Monitoring

CDN observability: What HTTP logs tell you about user experience

In recent studies by an observability tool vendor, over 50% of developers and operators said that they rely on customers to tell them about errors - meaning that there is a sizable blind spot in their monitoring systems. Conversely, teams that have comprehensive monitoring and observability solutions in place were 30% more likely to be inthe highest-performing group of DevOps teams (see the DORA State of DevOps report 2018 for more details). So today, let's look at closing another gap in making web applications observable and finding errors quickly: collecting metrics from the CDN (Content Delivery Network) logs and generating real-time insights, like increases in error rates on certain pages, or dips in processed traffic.

HTTP logs are surprisingly rich data sources. When processed, they can expose data about traffic patterns and error rates, split across different types pages and stages in the user journey. For example., reading HTTP logs in an e-commerce environment, we might see traffic on category and search pages rising first, followed by product detail pages, followed by view cart and checkout calls.That makes these logs an interesting source of information for forecasts. By looking at the trends for category and search pages alone, we can make informed forecasts on the order count in 10-30 minutes time.

Anatomy of an example HTTP log

HTTP logs were the primary source of user experience monitoring in the early days of the internet. They have fallen out of favor since; web analytics vendors place Javascript code on pages instead, in order to collect data from a user perspective across various different web applications. That way, HTTP logs don't have to be collected from those individual applications, and it becomes easy to track what each user does during his or her session. However, web analytics tools have some blind spots, which make them problematic for monitoring purposes:

  • All pages must be instrumented. If the Javascript tracking code is missing on a certain page, or a certain application, then it won't show up in reports.
  • Accuracy of reporting depends on how pages are instrumented.
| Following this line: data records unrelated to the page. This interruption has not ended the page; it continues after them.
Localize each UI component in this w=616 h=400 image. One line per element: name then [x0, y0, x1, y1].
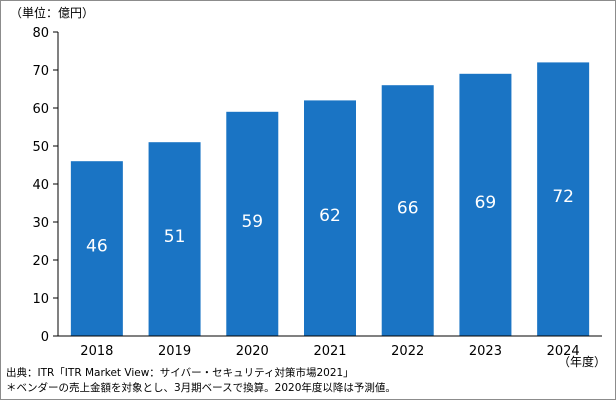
x-tick-label-2019: 2019 [158, 344, 191, 359]
y-tick-label: 20 [32, 254, 49, 269]
y-tick-label: 80 [32, 26, 49, 41]
x-axis-ticks: 2018 2019 2020 2021 2022 2023 2024 [80, 344, 579, 359]
y-tick-label: 10 [32, 292, 49, 307]
y-tick-label: 50 [32, 140, 49, 155]
estimate-note: ＊ベンダーの売上金額を対象とし、3月期ベースで換算。2020年度以降は予測値。 [6, 382, 396, 394]
x-tick-label-2021: 2021 [313, 344, 346, 359]
value-labels: 46 51 59 62 66 69 72 [86, 187, 574, 256]
value-label-2018: 46 [86, 237, 108, 257]
x-unit-label: （年度） [558, 354, 606, 369]
value-label-2021: 62 [319, 206, 341, 226]
bar-2018 [70, 161, 123, 336]
bar-2019 [148, 142, 201, 336]
x-tick-label-2022: 2022 [391, 344, 424, 359]
x-tick-label-2020: 2020 [236, 344, 269, 359]
source-note: 出典：ITR「ITR Market View：サイバー・セキュリティ対策市場20… [6, 367, 354, 379]
bar-2021 [304, 100, 356, 337]
bar-2022 [381, 85, 434, 336]
value-label-2023: 69 [475, 193, 497, 213]
y-tick-label: 40 [32, 178, 49, 193]
x-tick-label-2018: 2018 [80, 344, 113, 359]
value-label-2020: 59 [241, 212, 263, 232]
y-tick-label: 70 [32, 64, 49, 79]
value-label-2019: 51 [164, 227, 186, 247]
unit-label: （単位：億円） [10, 5, 94, 20]
y-tick-label: 0 [41, 330, 49, 345]
y-tick-label: 60 [32, 102, 49, 117]
bar-2023 [459, 73, 512, 337]
bar-2024 [537, 62, 590, 337]
y-tick-label: 30 [32, 216, 49, 231]
bars [70, 62, 590, 337]
y-axis-ticks: 0 10 20 30 40 50 60 70 80 [32, 26, 58, 345]
value-label-2022: 66 [397, 199, 419, 219]
bar-2020 [226, 111, 279, 336]
x-tick-label-2024: 2024 [547, 344, 580, 359]
x-tick-label-2023: 2023 [469, 344, 502, 359]
value-label-2024: 72 [552, 187, 574, 207]
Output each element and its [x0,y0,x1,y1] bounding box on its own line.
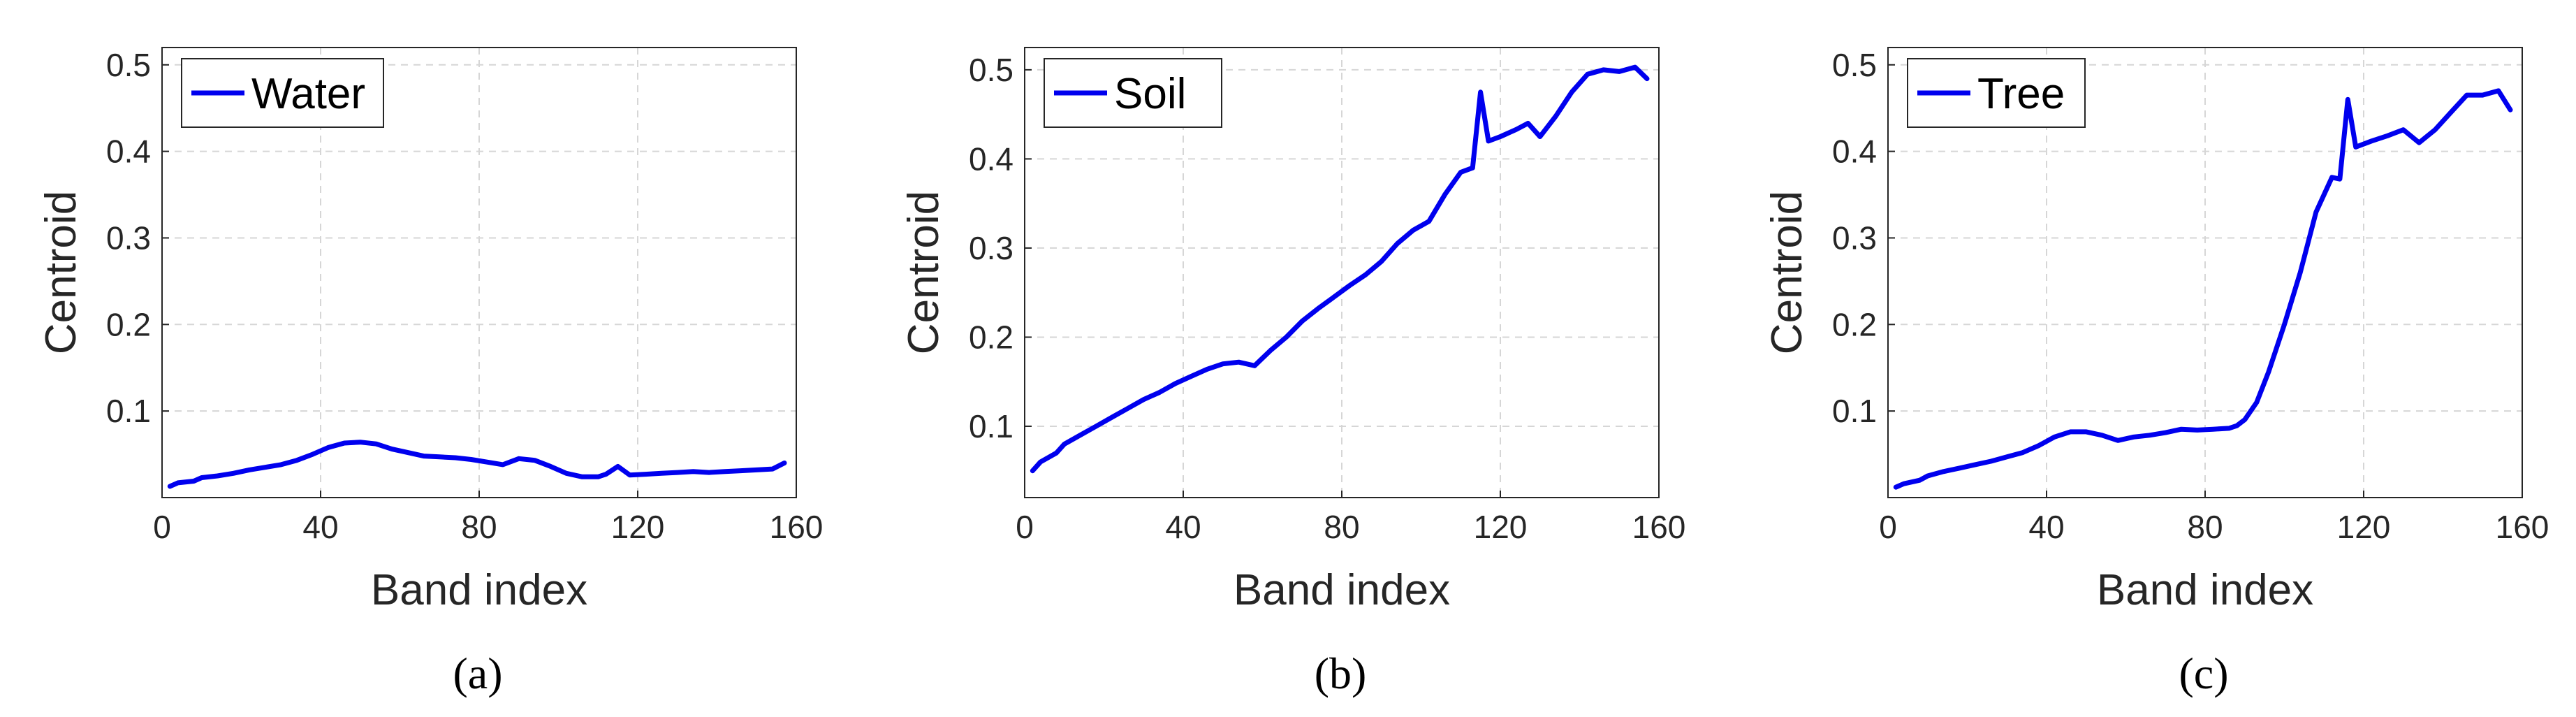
chart-3-series-line-0 [1893,88,2513,490]
chart-3-y-axis-label: Centroid [1763,191,1811,354]
chart-3-y-tick-label-0: 0.1 [1832,393,1877,429]
chart-1-series-line-0 [167,440,787,489]
chart-3: 0 40 80 120 160 0.1 0.2 0.3 0.4 0.5 Tree Band index… [1763,47,2549,698]
chart-2-y-tick-label-2: 0.3 [969,230,1013,266]
chart-2-y-tick-label-0: 0.1 [969,408,1013,444]
chart-2-x-tick-label-0: 0 [1016,509,1034,545]
chart-1-x-tick-label-1: 40 [302,509,338,545]
chart-1: 0 40 80 120 160 0.1 0.2 0.3 0.4 0.5 Water Band inde… [37,47,823,698]
chart-1-y-axis-label: Centroid [37,191,85,354]
chart-3-x-tick-label-0: 0 [1879,509,1897,545]
chart-2-series-line-0 [1030,64,1650,474]
chart-1-x-tick-label-0: 0 [153,509,171,545]
chart-1-x-tick-label-2: 80 [461,509,497,545]
chart-2-x-tick-label-1: 40 [1165,509,1201,545]
chart-2-x-tick-label-2: 80 [1324,509,1359,545]
chart-3-legend-label: Tree [1977,70,2065,118]
chart-1-y-tick-label-3: 0.4 [106,133,151,170]
chart-3-y-tick-label-4: 0.5 [1832,47,1877,83]
chart-2-y-tick-label-4: 0.5 [969,52,1013,88]
chart-1-x-axis-label: Band index [371,566,587,614]
chart-2-x-tick-label-4: 160 [1632,509,1686,545]
chart-2-y-tick-label-3: 0.4 [969,140,1013,177]
chart-1-y-tick-label-1: 0.2 [106,306,151,342]
chart-1-caption: (a) [453,649,502,698]
chart-1-legend-label: Water [251,70,365,118]
chart-3-x-tick-label-1: 40 [2028,509,2064,545]
chart-2-legend-label: Soil [1114,70,1186,118]
chart-3-x-tick-label-3: 120 [2337,509,2391,545]
chart-3-x-axis-label: Band index [2097,566,2313,614]
chart-2-x-axis-label: Band index [1234,566,1450,614]
chart-3-y-tick-label-3: 0.4 [1832,133,1877,170]
chart-2: 0 40 80 120 160 0.1 0.2 0.3 0.4 0.5 Soil Band index… [900,47,1686,698]
chart-3-y-tick-label-2: 0.3 [1832,219,1877,256]
chart-3-y-tick-label-1: 0.2 [1832,306,1877,342]
chart-3-caption: (c) [2179,649,2228,698]
chart-1-y-tick-label-0: 0.1 [106,393,151,429]
chart-2-x-tick-label-3: 120 [1474,509,1528,545]
chart-1-y-tick-label-4: 0.5 [106,47,151,83]
chart-2-y-tick-label-1: 0.2 [969,319,1013,355]
chart-3-x-tick-label-4: 160 [2496,509,2549,545]
chart-2-caption: (b) [1315,649,1367,698]
chart-2-y-axis-label: Centroid [900,191,948,354]
chart-1-x-tick-label-4: 160 [770,509,824,545]
chart-3-x-tick-label-2: 80 [2187,509,2223,545]
chart-1-x-tick-label-3: 120 [611,509,665,545]
chart-1-y-tick-label-2: 0.3 [106,219,151,256]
If incorrect tracking code is inserted on a page, it will be incorrectly reported.
  • Connection problems and server errors will not show up. If a user can't retrieve an HTML page, the Javascript instrumentation will not be triggered and web analytics won't receive a report.
  • When the CDN delivers cached content, we will continue to see web analytics data even when the web servers themselves are already down.

As outlined in "10 steps for fixing scalability issues in large-scale web applications", we need accurate measurements from a user perspective to be able to detect issues, and to calibrate load tests. Processing HTTP logs from the CDN closes many of the blind spots in web analytics. CDNs like Akamai can make HTTP log streams available for a whole site, across all underlying applications. That makes it possible to process the data in real-time, to better understand what web responses users are getting. Processing CDN logs is not an algorithmically difficult problem; the problem is that there is so much data. The challenge is to build a scalable yet affordable solution that can process millions of daily log lines at a low cost.
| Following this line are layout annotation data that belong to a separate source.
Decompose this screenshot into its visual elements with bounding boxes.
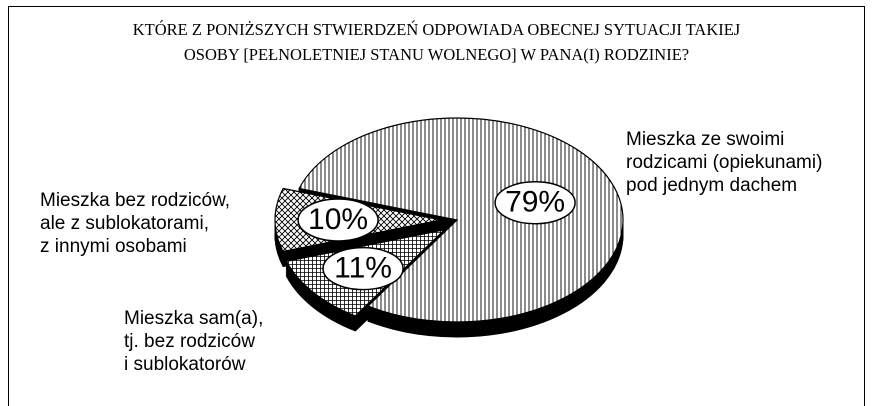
value-label-bg <box>297 198 379 242</box>
slice-label: Mieszka bez rodziców, ale z sublokatoram… <box>40 190 231 257</box>
slice-label: Mieszka ze swoimi rodzicami (opiekunami)… <box>626 129 823 196</box>
value-label-bg <box>494 180 576 225</box>
slice <box>298 117 624 323</box>
chart-title: KTÓRE Z PONIŻSZYCH STWIERDZEŃ ODPOWIADA … <box>132 20 741 64</box>
slice-label: Mieszka sam(a), tj. bez rodziców i sublo… <box>124 308 264 375</box>
value-label: 10% <box>308 203 368 236</box>
value-label: 11% <box>334 251 392 284</box>
frame <box>8 6 865 406</box>
value-label: 79% <box>505 186 565 219</box>
value-label-bg <box>322 246 404 291</box>
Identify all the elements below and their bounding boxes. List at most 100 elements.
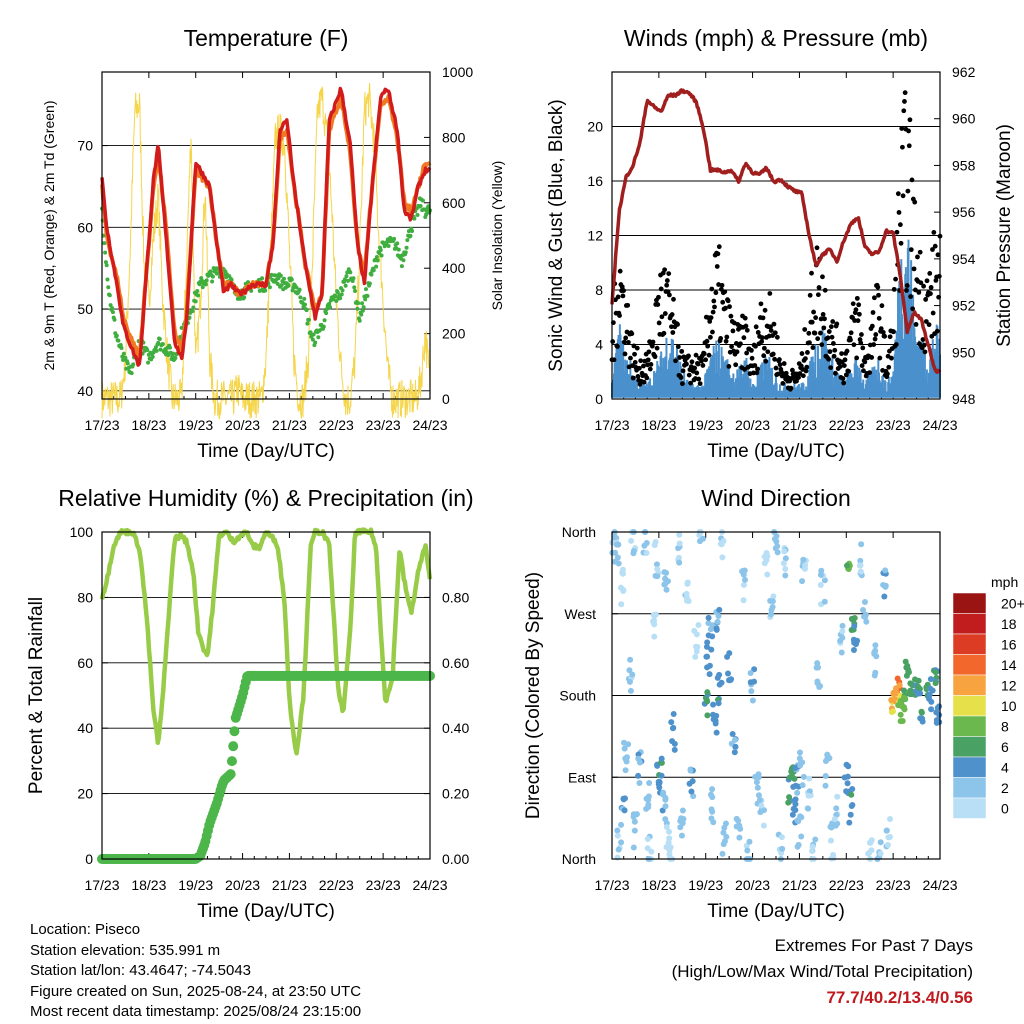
series-dewpoint-point — [210, 274, 215, 279]
series-dewpoint-point — [303, 302, 308, 307]
direction-point — [619, 566, 626, 573]
series-gust-point — [931, 230, 937, 235]
series-gust-point — [891, 286, 897, 292]
series-gust-point — [755, 366, 760, 372]
direction-point — [732, 736, 739, 743]
y-tick-label-left: 80 — [77, 589, 93, 605]
series-dewpoint-point — [156, 340, 161, 345]
series-gust-point — [788, 385, 794, 391]
series-gust-point — [773, 365, 779, 371]
series-gust-point — [761, 345, 767, 351]
direction-point — [733, 823, 740, 830]
x-tick-label: 22/23 — [829, 877, 864, 893]
x-tick-label: 22/23 — [829, 417, 864, 433]
direction-point — [905, 669, 912, 676]
direction-point — [658, 755, 665, 762]
series-gust-point — [765, 349, 771, 355]
direction-point — [868, 837, 875, 844]
series-dewpoint-point — [204, 278, 209, 283]
direction-point — [631, 827, 638, 834]
series-gust-point — [688, 380, 693, 386]
series-gust-point — [655, 302, 661, 307]
series-gust-point — [711, 298, 717, 304]
direction-point — [719, 554, 726, 561]
direction-point — [800, 773, 807, 780]
series-gust-point — [675, 322, 680, 327]
series-dewpoint-point — [369, 272, 374, 277]
station-info: Location: Piseco Station elevation: 535.… — [30, 920, 361, 1023]
series-gust-point — [809, 270, 814, 276]
direction-point — [690, 793, 697, 800]
series-gust-point — [733, 362, 739, 368]
series-gust-point — [716, 244, 722, 250]
series-gust-point — [689, 359, 695, 365]
legend-label: 20+ — [1001, 595, 1024, 611]
direction-point — [658, 759, 665, 766]
humidity-xlabel: Time (Day/UTC) — [197, 901, 335, 922]
direction-point — [782, 565, 789, 572]
series-gust-point — [913, 322, 919, 327]
series-gust-point — [753, 324, 759, 330]
direction-ylabel-left: Direction (Colored By Speed) — [523, 572, 544, 819]
series-gust-point — [902, 99, 907, 104]
series-gust-point — [809, 319, 815, 325]
direction-point — [814, 680, 821, 687]
series-gust-point — [634, 345, 640, 351]
series-gust-point — [615, 294, 621, 300]
direction-point — [664, 578, 671, 585]
direction-point — [771, 535, 778, 542]
series-gust-point — [641, 379, 647, 385]
series-gust-point — [859, 363, 865, 369]
direction-point — [611, 534, 618, 541]
direction-point — [844, 780, 851, 787]
series-gust-point — [893, 276, 898, 282]
direction-point — [643, 795, 650, 802]
series-gust-point — [832, 347, 838, 353]
series-dewpoint-point — [107, 293, 112, 298]
direction-point — [833, 805, 840, 812]
series-gust-point — [684, 361, 689, 367]
direction-point — [651, 621, 658, 628]
direction-point — [733, 815, 740, 822]
series-dewpoint-point — [424, 212, 429, 217]
direction-point — [671, 746, 678, 753]
series-gust-point — [730, 328, 736, 334]
series-gust-point — [875, 284, 881, 290]
direction-point — [741, 576, 748, 583]
y-tick-label-left: 40 — [77, 383, 93, 399]
legend-label: 12 — [1001, 677, 1017, 693]
y-tick-label-left: 0 — [595, 391, 603, 407]
series-gust-point — [774, 334, 780, 340]
direction-point — [754, 784, 761, 791]
legend-swatch — [952, 715, 987, 737]
direction-point — [732, 743, 739, 750]
series-gust-point — [710, 329, 715, 335]
series-dewpoint-point — [316, 335, 321, 340]
direction-point — [670, 710, 677, 717]
series-gust-point — [761, 353, 767, 359]
x-tick-label: 20/23 — [735, 877, 770, 893]
series-gust-point — [872, 336, 878, 342]
series-gust-point — [723, 338, 729, 344]
direction-point — [822, 782, 829, 789]
y-tick-label-left: East — [568, 769, 596, 785]
direction-point — [794, 817, 801, 824]
y-tick-label-right: 0.00 — [442, 851, 469, 867]
direction-point — [932, 669, 939, 676]
series-gust-point — [753, 343, 758, 349]
direction-point — [618, 839, 625, 846]
x-tick-label: 19/23 — [688, 417, 723, 433]
direction-point — [736, 834, 743, 841]
direction-point — [652, 612, 659, 619]
direction-point — [636, 780, 643, 787]
series-dewpoint-point — [343, 283, 348, 288]
direction-point — [635, 772, 642, 779]
series-dewpoint-point — [352, 285, 357, 290]
series-dewpoint-point — [281, 276, 286, 281]
series-gust-point — [671, 296, 676, 302]
x-tick-label: 18/23 — [131, 877, 166, 893]
series-gust-point — [630, 375, 636, 381]
series-dewpoint-point — [357, 318, 362, 323]
direction-point — [645, 804, 652, 811]
series-gust-point — [806, 330, 812, 336]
For a client in the e-commerce industry, we built a simple yet scalable solution: Edgesense is an open-source tool using serverless functions and streaming services on AWS. How it works:

  1. Collects data from the CDN
  2. Processes the data, in order to map URLs to certain types of pages and stages in the user journey
  3. Calculate metrics on the data, such as the number of total requests, and number of requests by HTTP status code and URL pattern
  4. Make metrics available to monitoring systems, to visualize the data and make it available for alerting

The client has been using this solution since mid-2018. Their teams have been able to quickly detect problems after software releases a number of times, lowering their mean time to resolve (MTTR) this kind of incident. The CDN log data is also being used in reporting DevOps KPIs, such as error rates.